16:00 (60 min) in USB 2.022

There are many ways of comparing the morphological features of cerebral cortices: volumes and areas for grey and white matter, grey matter thickness, gyrification index, etc. Although tabulation of these is very informative in a comparative neuroanatomy context, it provides no a priori expectation of how these quantities should scale with respect to each other. However, by using simple, physics-inspired models and assumptions about cortical development we have been able to show that cortical folding in mammals follows a universal scaling law. The same law also applies across healthy humans, irrespective of sex, and across different regions of the same cortex.

This universality strongly implies that, on one hand, cortical morphology is self-similar with features of all sizes, down to a fundamental length, proportional to cortical thickness. On the other hand, it shows that descriptions based on a small set of numbers will fail to fully capture the regularities underlying the huge diversity of shapes in cortices within and across species. What is needed is a method that quantifies how much gyrification occurs at each length scales, from tenths of millimetres to tens of centimetres; from the smallest and more individualized folds to the largest and more stereotypical cortical structures.
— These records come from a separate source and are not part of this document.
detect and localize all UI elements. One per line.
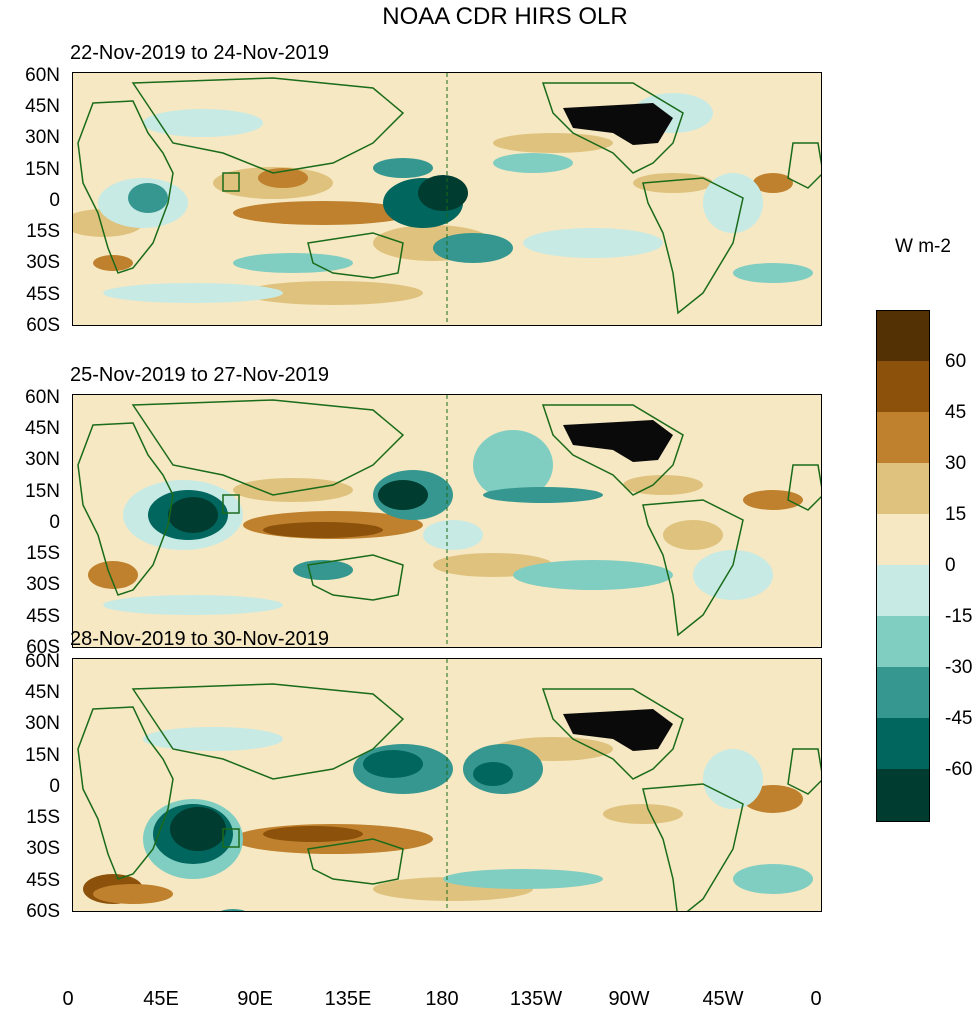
lat-label: 60N <box>25 65 60 86</box>
colorbar-units: W m-2 <box>895 236 951 257</box>
lat-label: 0 <box>49 512 60 533</box>
colorbar-swatch <box>876 310 930 362</box>
lon-label: 90W <box>608 988 650 1010</box>
lat-label: 45N <box>25 96 60 117</box>
lat-label: 15S <box>26 221 60 242</box>
lat-label: 60S <box>26 901 60 922</box>
colorbar-swatch <box>876 565 930 617</box>
panel-date-range: 28-Nov-2019 to 30-Nov-2019 <box>70 628 330 650</box>
lat-label: 45S <box>26 870 60 891</box>
panel-date-range: 25-Nov-2019 to 27-Nov-2019 <box>70 364 330 386</box>
lat-label: 0 <box>49 776 60 797</box>
olr-anomaly-map <box>72 658 822 912</box>
lat-label: 30N <box>25 449 60 470</box>
lat-label: 45N <box>25 682 60 703</box>
colorbar-tick-label: 60 <box>945 351 967 372</box>
map-svg <box>73 659 821 911</box>
lat-label: 30N <box>25 127 60 148</box>
colorbar-swatch <box>876 616 930 668</box>
lat-label: 15N <box>25 745 60 766</box>
lat-label: 30S <box>26 574 60 595</box>
colorbar-swatch <box>876 667 930 719</box>
lon-label: 0 <box>810 988 822 1010</box>
olr-anomaly-map <box>72 394 822 648</box>
colorbar-tick-label: -30 <box>945 657 973 678</box>
colorbar-tick-label: 30 <box>945 453 967 474</box>
colorbar-tick-label: -15 <box>945 606 973 627</box>
lon-label: 45W <box>702 988 744 1010</box>
lat-label: 60N <box>25 387 60 408</box>
map-svg <box>73 395 821 647</box>
lon-label: 180 <box>425 988 459 1010</box>
lat-label: 45S <box>26 606 60 627</box>
lat-label: 15N <box>25 481 60 502</box>
lat-label: 60S <box>26 315 60 336</box>
lat-label: 30S <box>26 252 60 273</box>
colorbar-swatch <box>876 412 930 464</box>
lat-label: 60N <box>25 651 60 672</box>
lat-label: 15S <box>26 543 60 564</box>
colorbar-swatch <box>876 361 930 413</box>
lat-label: 0 <box>49 190 60 211</box>
colorbar-swatch <box>876 718 930 770</box>
map-svg <box>73 73 821 325</box>
colorbar-swatch <box>876 514 930 566</box>
colorbar-swatch <box>876 463 930 515</box>
lat-label: 45N <box>25 418 60 439</box>
lat-label: 15S <box>26 807 60 828</box>
lat-label: 30N <box>25 713 60 734</box>
olr-anomaly-map <box>72 72 822 326</box>
colorbar-tick-label: 15 <box>945 504 967 525</box>
figure-title: NOAA CDR HIRS OLR <box>382 3 628 30</box>
lon-label: 90E <box>237 988 273 1010</box>
panel-date-range: 22-Nov-2019 to 24-Nov-2019 <box>70 42 330 64</box>
lat-label: 15N <box>25 159 60 180</box>
lon-label: 45E <box>143 988 179 1010</box>
lon-label: 135W <box>509 988 563 1010</box>
colorbar-tick-label: 45 <box>945 402 967 423</box>
lon-label: 0 <box>62 988 74 1010</box>
colorbar-swatch <box>876 769 930 822</box>
lon-label: 135E <box>324 988 372 1010</box>
lat-label: 45S <box>26 284 60 305</box>
lat-label: 60S <box>26 637 60 658</box>
colorbar-tick-label: -45 <box>945 708 973 729</box>
colorbar-tick-label: -60 <box>945 759 973 780</box>
colorbar-tick-label: 0 <box>945 555 956 576</box>
lat-label: 30S <box>26 838 60 859</box>
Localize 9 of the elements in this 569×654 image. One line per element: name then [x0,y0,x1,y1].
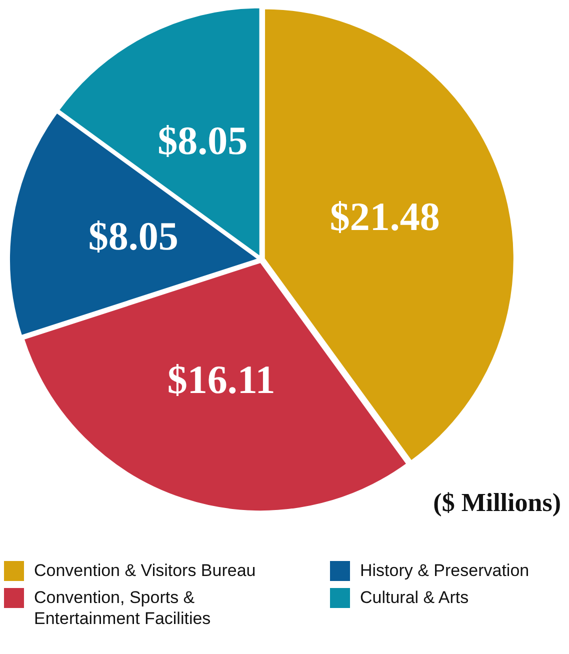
legend-label: History & Preservation [360,560,530,581]
legend-label: Convention & Visitors Bureau [34,560,256,581]
data-label: $21.48 [330,194,440,239]
text: ($ Millions) [433,488,561,518]
legend-label: Cultural & Arts [360,587,469,608]
data-label: $8.05 [158,118,248,164]
data-label: $16.11 [167,357,276,402]
legend-label: Convention, Sports & Entertainment Facilities [34,587,212,629]
data-label: $8.05 [88,213,178,258]
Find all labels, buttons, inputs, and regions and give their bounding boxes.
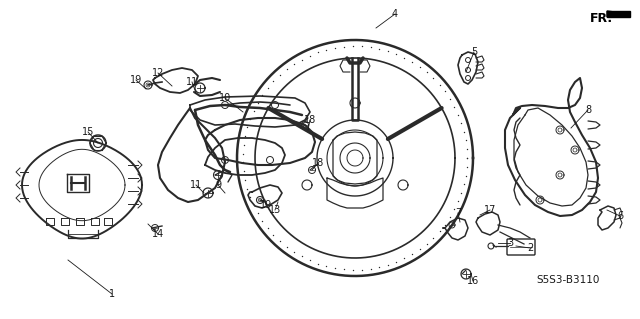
Text: 3: 3 xyxy=(507,238,513,248)
Text: 18: 18 xyxy=(312,158,324,168)
Text: 1: 1 xyxy=(109,289,115,299)
Text: 9: 9 xyxy=(215,180,221,190)
Text: 16: 16 xyxy=(467,276,479,286)
Text: 8: 8 xyxy=(585,105,591,115)
Text: 19: 19 xyxy=(260,200,272,210)
Text: 7: 7 xyxy=(455,208,461,218)
Text: 5: 5 xyxy=(471,47,477,57)
Text: S5S3-B3110: S5S3-B3110 xyxy=(536,275,600,285)
Polygon shape xyxy=(607,11,630,17)
Text: 17: 17 xyxy=(484,205,496,215)
Text: 10: 10 xyxy=(219,93,231,103)
Text: 11: 11 xyxy=(186,77,198,87)
Text: 15: 15 xyxy=(82,127,94,137)
Text: 18: 18 xyxy=(304,115,316,125)
Text: FR.: FR. xyxy=(590,11,613,25)
Text: 11: 11 xyxy=(190,180,202,190)
Text: 6: 6 xyxy=(617,211,623,221)
Text: 12: 12 xyxy=(152,68,164,78)
Text: 13: 13 xyxy=(269,205,281,215)
Text: 4: 4 xyxy=(392,9,398,19)
Text: 2: 2 xyxy=(527,243,533,253)
Text: 14: 14 xyxy=(152,229,164,239)
Text: 19: 19 xyxy=(130,75,142,85)
Polygon shape xyxy=(607,11,630,17)
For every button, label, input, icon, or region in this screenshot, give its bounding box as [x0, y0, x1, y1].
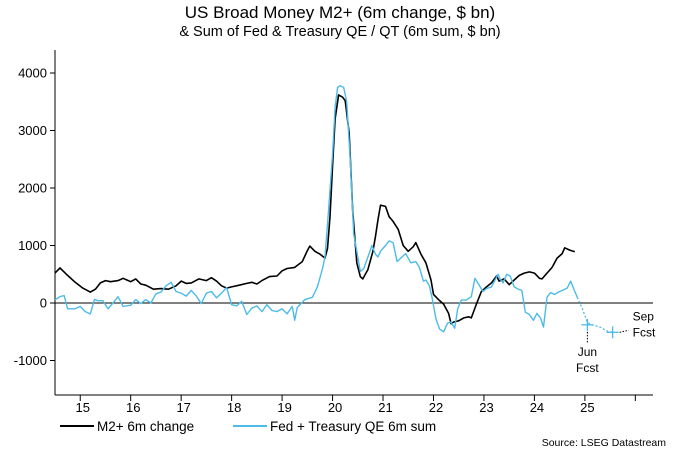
y-tick-label: 3000 — [18, 123, 47, 138]
y-tick-label: 4000 — [18, 66, 47, 81]
chart-title: US Broad Money M2+ (6m change, $ bn) — [184, 3, 496, 22]
annotation-jun-fcst: Jun — [578, 345, 597, 359]
chart-subtitle: & Sum of Fed & Treasury QE / QT (6m sum,… — [179, 24, 501, 40]
legend-label-m2: M2+ 6m change — [97, 419, 194, 434]
annotation-leader — [619, 329, 629, 333]
annotation-sep-fcst: Fcst — [633, 325, 656, 339]
annotation-jun-fcst: Fcst — [576, 361, 599, 375]
x-tick-label: 17 — [176, 400, 190, 415]
legend-label-qe: Fed + Treasury QE 6m sum — [270, 419, 436, 434]
x-tick-label: 22 — [429, 400, 443, 415]
y-tick-label: 1000 — [18, 238, 47, 253]
x-tick-label: 18 — [227, 400, 241, 415]
x-tick-label: 23 — [479, 400, 493, 415]
series-line-m2 — [54, 94, 576, 325]
annotation-sep-fcst: Sep — [633, 309, 655, 323]
y-tick-label: 2000 — [18, 181, 47, 196]
x-tick-label: 21 — [378, 400, 392, 415]
y-tick-label: 0 — [40, 296, 47, 311]
x-tick-label: 24 — [530, 400, 544, 415]
x-tick-label: 25 — [580, 400, 594, 415]
source-note: Source: LSEG Datastream — [542, 437, 667, 449]
legend: M2+ 6m change Fed + Treasury QE 6m sum — [60, 419, 436, 434]
x-tick-label: 20 — [328, 400, 342, 415]
plot-area: Jun Fcst Sep Fcst — [54, 85, 656, 375]
axes: -1000 0 1000 2000 3000 4000 15 16 17 18 19 20 21 22 23… — [14, 50, 653, 415]
series-line-qe — [54, 85, 578, 333]
y-tick-label: -1000 — [14, 353, 47, 368]
x-tick-label: 16 — [126, 400, 140, 415]
x-tick-label: 15 — [76, 400, 90, 415]
x-tick-label: 19 — [277, 400, 291, 415]
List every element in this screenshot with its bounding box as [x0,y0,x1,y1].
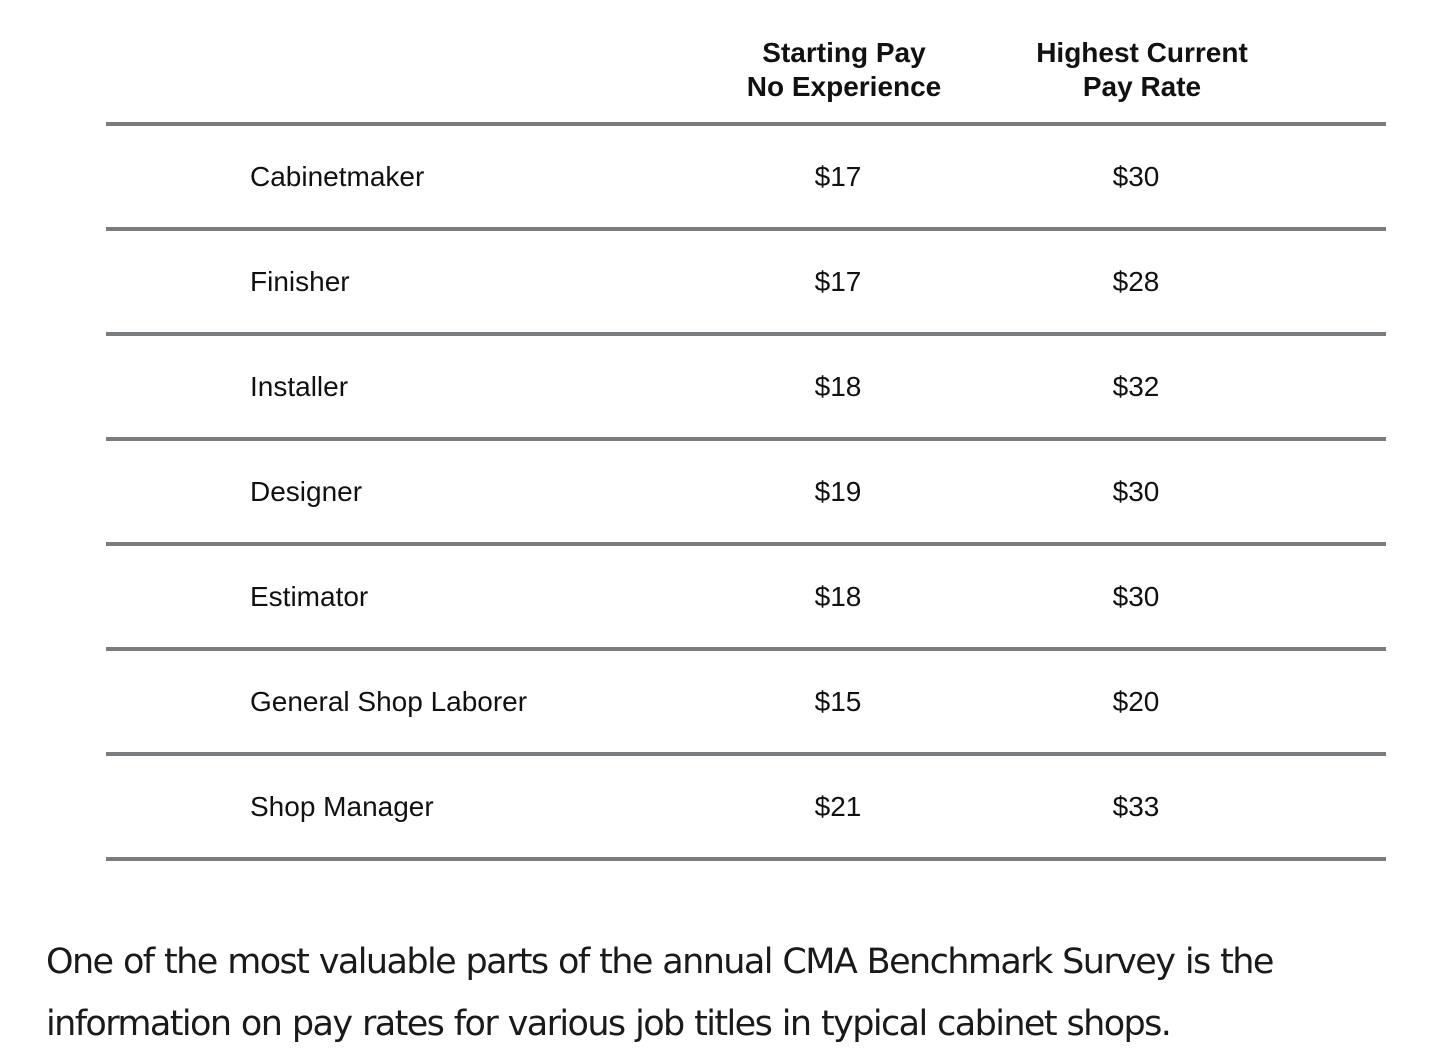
table-divider [106,122,1386,126]
starting-pay-cell: $21 [814,791,862,822]
table-row: Estimator $18 $30 [106,546,1386,647]
starting-pay-header-line2: No Experience [746,71,942,102]
table-row: Designer $19 $30 [106,441,1386,542]
table-row: Finisher $17 $28 [106,231,1386,332]
starting-pay-cell: $17 [814,266,862,297]
job-title-cell: Designer [250,476,363,507]
job-title-cell: Estimator [250,581,369,612]
highest-pay-header-line2: Pay Rate [1082,71,1202,102]
table-divider [106,332,1386,336]
table-divider [106,227,1386,231]
highest-pay-cell: $20 [1112,686,1160,717]
table-divider [106,752,1386,756]
table-divider [106,542,1386,546]
highest-pay-cell: $33 [1112,791,1160,822]
table-divider [106,857,1386,861]
starting-pay-header: Starting Pay No Experience [694,36,994,104]
highest-pay-header: Highest Current Pay Rate [992,36,1292,104]
starting-pay-cell: $18 [814,581,862,612]
table-row: Installer $18 $32 [106,336,1386,437]
job-title-cell: General Shop Laborer [250,686,528,717]
job-title-cell: Finisher [250,266,350,297]
highest-pay-cell: $30 [1112,161,1160,192]
caption-text: One of the most valuable parts of the an… [46,942,1274,1044]
table-row: General Shop Laborer $15 $20 [106,651,1386,752]
highest-pay-cell: $32 [1112,371,1160,402]
starting-pay-cell: $17 [814,161,862,192]
highest-pay-cell: $30 [1112,581,1160,612]
highest-pay-header-line1: Highest Current [1036,37,1248,68]
table-row: Cabinetmaker $17 $30 [106,126,1386,227]
starting-pay-cell: $19 [814,476,862,507]
table-row: Shop Manager $21 $33 [106,756,1386,857]
pay-rate-table: Starting Pay No Experience Highest Curre… [106,0,1386,861]
highest-pay-cell: $30 [1112,476,1160,507]
table-header: Starting Pay No Experience Highest Curre… [106,0,1386,122]
highest-pay-cell: $28 [1112,266,1160,297]
job-title-cell: Installer [250,371,349,402]
table-divider [106,437,1386,441]
table-divider [106,647,1386,651]
starting-pay-header-line1: Starting Pay [762,37,926,68]
starting-pay-cell: $15 [814,686,862,717]
starting-pay-cell: $18 [814,371,862,402]
job-title-cell: Cabinetmaker [250,161,425,192]
job-title-cell: Shop Manager [250,791,434,822]
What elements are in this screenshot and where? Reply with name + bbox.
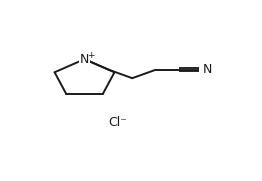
Text: +: +	[87, 51, 94, 60]
Text: N: N	[203, 63, 212, 76]
Text: N: N	[80, 53, 89, 66]
Text: Cl⁻: Cl⁻	[108, 115, 128, 129]
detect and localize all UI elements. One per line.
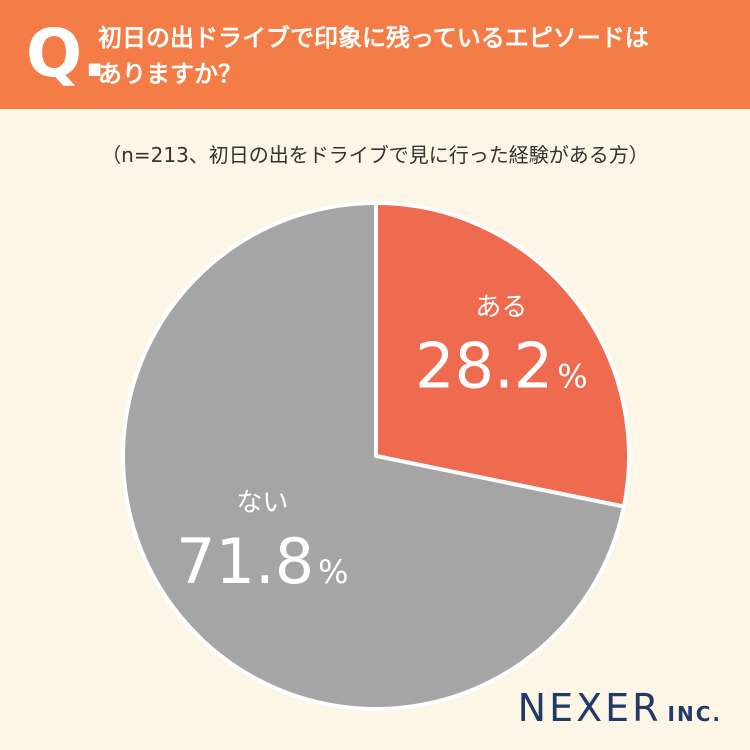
slice-value-aru: 28.2% (415, 330, 587, 403)
question-mark: Q. (26, 15, 108, 92)
question-text: 初日の出ドライブで印象に残っているエピソードは ありますか？ (98, 20, 738, 92)
logo-name: NEXER (517, 686, 662, 730)
question-line-2: ありますか？ (98, 60, 242, 88)
question-header: Q. 初日の出ドライブで印象に残っているエピソードは ありますか？ (0, 0, 750, 109)
question-line-1: 初日の出ドライブで印象に残っているエピソードは (98, 24, 649, 52)
slice-value-nai: 71.8% (176, 525, 348, 598)
logo-suffix: INC. (667, 702, 722, 726)
slice-label-nai: ない (236, 488, 288, 518)
sample-note: （n=213、初日の出をドライブで見に行った経験がある方） (101, 143, 649, 167)
pie-slice-nai (121, 201, 626, 711)
slice-label-aru: ある (475, 293, 527, 323)
pie-slice-aru (374, 201, 631, 509)
company-logo: NEXER INC. (518, 684, 722, 738)
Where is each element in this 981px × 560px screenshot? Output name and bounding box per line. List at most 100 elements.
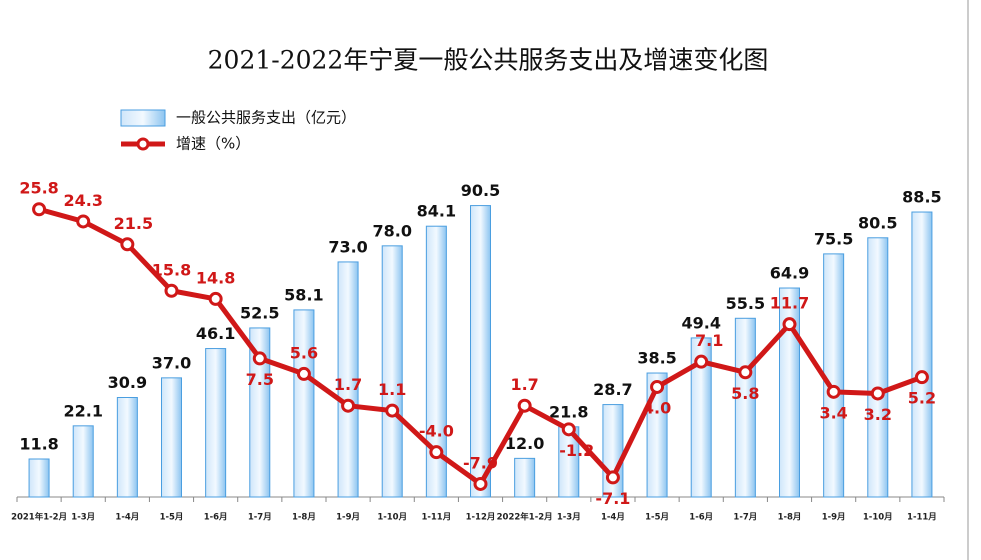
x-tick-label: 1-5月: [645, 513, 669, 523]
x-tick-label: 1-11月: [907, 513, 937, 523]
bar: [646, 372, 668, 498]
x-tick-label: 1-9月: [336, 513, 360, 523]
x-tick-label: 1-4月: [601, 513, 625, 523]
bar-label: 49.4: [681, 313, 720, 332]
bar: [823, 253, 845, 498]
bar: [779, 287, 800, 498]
x-tick-label: 2021年1-2月: [11, 512, 67, 523]
growth-label: 3.2: [864, 405, 892, 424]
bar: [28, 458, 50, 498]
growth-marker: [738, 365, 753, 380]
bar-label: 80.5: [858, 213, 897, 232]
bar-label: 52.5: [240, 303, 279, 322]
x-tick-label: 1-10月: [377, 513, 407, 523]
growth-label: 7.1: [695, 331, 723, 350]
growth-marker: [782, 317, 797, 332]
growth-marker: [914, 370, 929, 385]
bar: [381, 245, 403, 498]
bar-label: 28.7: [593, 380, 632, 399]
bar: [514, 457, 536, 498]
chart-title: 2021-2022年宁夏一般公共服务支出及增速变化图: [208, 46, 769, 75]
x-tick-label: 1-12月: [466, 513, 496, 523]
x-tick-label: 1-10月: [863, 513, 893, 523]
bar: [205, 348, 227, 498]
bar: [249, 327, 271, 498]
legend-bar-icon: [120, 109, 166, 127]
growth-label: 24.3: [63, 191, 102, 210]
growth-label: 1.7: [334, 375, 362, 394]
legend-label: 增速（%）: [176, 135, 250, 153]
bar-label: 46.1: [196, 324, 235, 343]
x-tick-label: 1-3月: [557, 513, 581, 523]
growth-marker: [694, 354, 709, 369]
growth-marker: [76, 214, 91, 229]
bar: [734, 317, 756, 498]
growth-marker: [473, 476, 488, 491]
bar: [293, 309, 315, 498]
x-tick-label: 1-6月: [689, 513, 713, 523]
growth-label: -1.2: [559, 441, 594, 460]
growth-label: 5.6: [290, 343, 318, 362]
x-tick-label: 1-8月: [778, 513, 802, 523]
bar-label: 11.8: [19, 435, 58, 454]
growth-marker: [296, 366, 311, 381]
bar-label: 21.8: [549, 402, 588, 421]
x-tick-label: 1-6月: [204, 513, 228, 523]
growth-label: 1.7: [510, 375, 538, 394]
bar-label: 55.5: [726, 294, 765, 313]
bar-label: 90.5: [461, 181, 500, 200]
growth-marker: [385, 403, 400, 418]
legend-marker: [136, 137, 150, 151]
growth-marker: [32, 202, 47, 217]
growth-marker: [650, 379, 665, 394]
bar-label: 37.0: [152, 353, 191, 372]
growth-marker: [120, 237, 135, 252]
growth-label: 5.2: [908, 389, 936, 408]
growth-label: 14.8: [196, 268, 235, 287]
x-tick-label: 1-11月: [421, 513, 451, 523]
x-tick-label: 1-7月: [248, 513, 272, 523]
growth-marker: [341, 398, 356, 413]
growth-label: 21.5: [114, 214, 153, 233]
growth-marker: [517, 398, 532, 413]
growth-marker: [826, 384, 841, 399]
bar: [72, 425, 94, 498]
bar-label: 22.1: [63, 401, 102, 420]
bar-label: 58.1: [284, 285, 323, 304]
growth-marker: [605, 470, 620, 485]
legend-label: 一般公共服务支出（亿元）: [176, 109, 356, 127]
growth-marker: [208, 291, 223, 306]
growth-label: 1.1: [378, 380, 406, 399]
bar: [690, 337, 712, 498]
growth-label: 5.8: [731, 384, 759, 403]
growth-label: -4.0: [419, 422, 454, 441]
bar: [161, 377, 182, 498]
bar: [911, 211, 933, 498]
x-tick-label: 1-5月: [160, 513, 184, 523]
x-tick-label: 1-8月: [292, 513, 316, 523]
x-tick-label: 1-4月: [115, 513, 139, 523]
bar-label: 38.5: [637, 349, 676, 368]
x-tick-label: 1-9月: [822, 513, 846, 523]
bar-label: 30.9: [108, 373, 147, 392]
growth-label: 11.7: [770, 294, 809, 313]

We describe such a method, in which the grey and white matter surfaces in cortical images are coarse-grained over a number of iterative steps, in a way that preserves the surfaces' topological integrity and non-self-intersecting nature. In effect, this procedure progressively erases larger and larger morphological details while concomitantly increasing cortical thickness, until one obtains a fully smooth cortex. The cortices generated by this procedure are quantifiably similar to the actual cortices of less-gyrified mammalian species. The devil is indeed in the detail!

We believe this new method of coarse graining analysis, besides revealing a hitherto hidden regularity of nature, can become a powerful tool to characterize and compare cortices of different species and individuals, across development and ageing, and across health and disease. In particular, it seems that Alzheimer's disease affects more intensely morphology at a specific range of length scales, and perhaps we will able to characterize this condition more precisely by purely morphological methods.